(DOUGLAS COUNTY, Colo.) — The deadly school shooting in Colorado Tuesday brought back familiar feelings of grief and fear for local parents, including the district attorney who will be handling the case.
“If you had suggested to anybody behind me or in this room that within 20 years in 20 miles we would have dealt with Columbine, the Aurora theater, Arapahoe High School, the shooting of Zack Parrish and four other deputies, we’d have thought you mad, and yet here we are again,” District Attorney George Brauchler said at a news conference Wednesday.
His comments come as the community in Douglas County, Colo., grapple with the aftermath of the shooting at the STEM School in Highlands Ranch, which left one victim dead and eight others injured. Two suspects are in custody.
“There are those that won’t be classified as victims [who are] feeling it right now,” he said, specifically talking about mothers and fathers who he said will be having serious conversations about whether or not to send their kids to school.
“My kids are going to go to school today and I recommend everyone else send their kids to school too,” Brauchler said.
“These are aberrant acts,” he went on. “The problem is when you get three or four or five of them in a 20 mile [area]” people start to think they aren’t as uncommon as they seem, he noted.
“This is not who we are and my concern is … this becomes how people view us,” Brauchler said.
Douglas County Sheriff Tony Spurlock said an investigation into Tuesday’s shooting is underway and law enforcement officials are still trying to determine a motive.
The two suspects – an adult and a juvenile, both of whom attended the school – were apprehended by responding officers in two different parts of the school. The adult, who was identified by officials as Devon Erickson, 18, is set to have an advisory hearing Wednesday afternoon. The juvenile suspect has not been publicly identified.
Spurlock said that three of the wounded remain in intensive care but the other five students have all been released from local hospitals. All of the injuries – as well as the fatality – were the result of gunshots.
Few details about how the shooting unfolded have been made public. But Spurlock did say that the suspects entered the school, which does not have metal detectors, in the middle school section. There was an armed security guard at the school, but after police were notified of a shooting, officers on street patrol were at the scene in less than two minutes.

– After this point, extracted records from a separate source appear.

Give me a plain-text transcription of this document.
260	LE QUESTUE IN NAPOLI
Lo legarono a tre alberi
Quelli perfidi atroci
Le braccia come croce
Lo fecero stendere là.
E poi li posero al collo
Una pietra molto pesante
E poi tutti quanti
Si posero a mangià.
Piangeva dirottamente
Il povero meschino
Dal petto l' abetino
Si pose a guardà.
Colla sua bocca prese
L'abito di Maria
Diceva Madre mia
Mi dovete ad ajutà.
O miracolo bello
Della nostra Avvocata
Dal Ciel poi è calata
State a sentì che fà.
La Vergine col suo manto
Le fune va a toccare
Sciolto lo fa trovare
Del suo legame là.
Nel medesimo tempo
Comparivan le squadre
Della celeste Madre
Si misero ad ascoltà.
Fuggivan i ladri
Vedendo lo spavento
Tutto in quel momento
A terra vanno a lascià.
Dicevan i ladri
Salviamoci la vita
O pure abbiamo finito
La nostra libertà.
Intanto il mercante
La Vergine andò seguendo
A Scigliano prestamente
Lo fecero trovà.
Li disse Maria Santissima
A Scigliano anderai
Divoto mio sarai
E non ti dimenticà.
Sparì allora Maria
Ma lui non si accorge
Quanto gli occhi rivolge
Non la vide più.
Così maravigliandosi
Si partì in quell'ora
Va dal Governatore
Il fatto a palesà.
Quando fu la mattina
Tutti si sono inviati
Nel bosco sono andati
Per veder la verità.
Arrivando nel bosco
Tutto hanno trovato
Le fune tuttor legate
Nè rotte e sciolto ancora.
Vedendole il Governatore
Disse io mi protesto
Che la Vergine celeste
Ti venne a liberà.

“Once at the school, they immediately engaged the suspects and started to rescue the children that were injured,” Spurlock said, clarifying that shots were not exchanged between the officers and the suspects.
Spurlock said that two pistols were used in the shooting. The state’s red-flag laws, which help prevent certain individuals from buying guns, would not have applied in this case because “neither one of them is of legal age to purchase a gun anyway.”
Gov. Jared Polis asked for the community to come together and support one another, saying, “We’ve been no stranger to tragedy.”
“We are a resilient state, whether it’s in the face of fire floods or human tragedy like this,” Polis said. “America has seen too many of these senseless acts of violence.”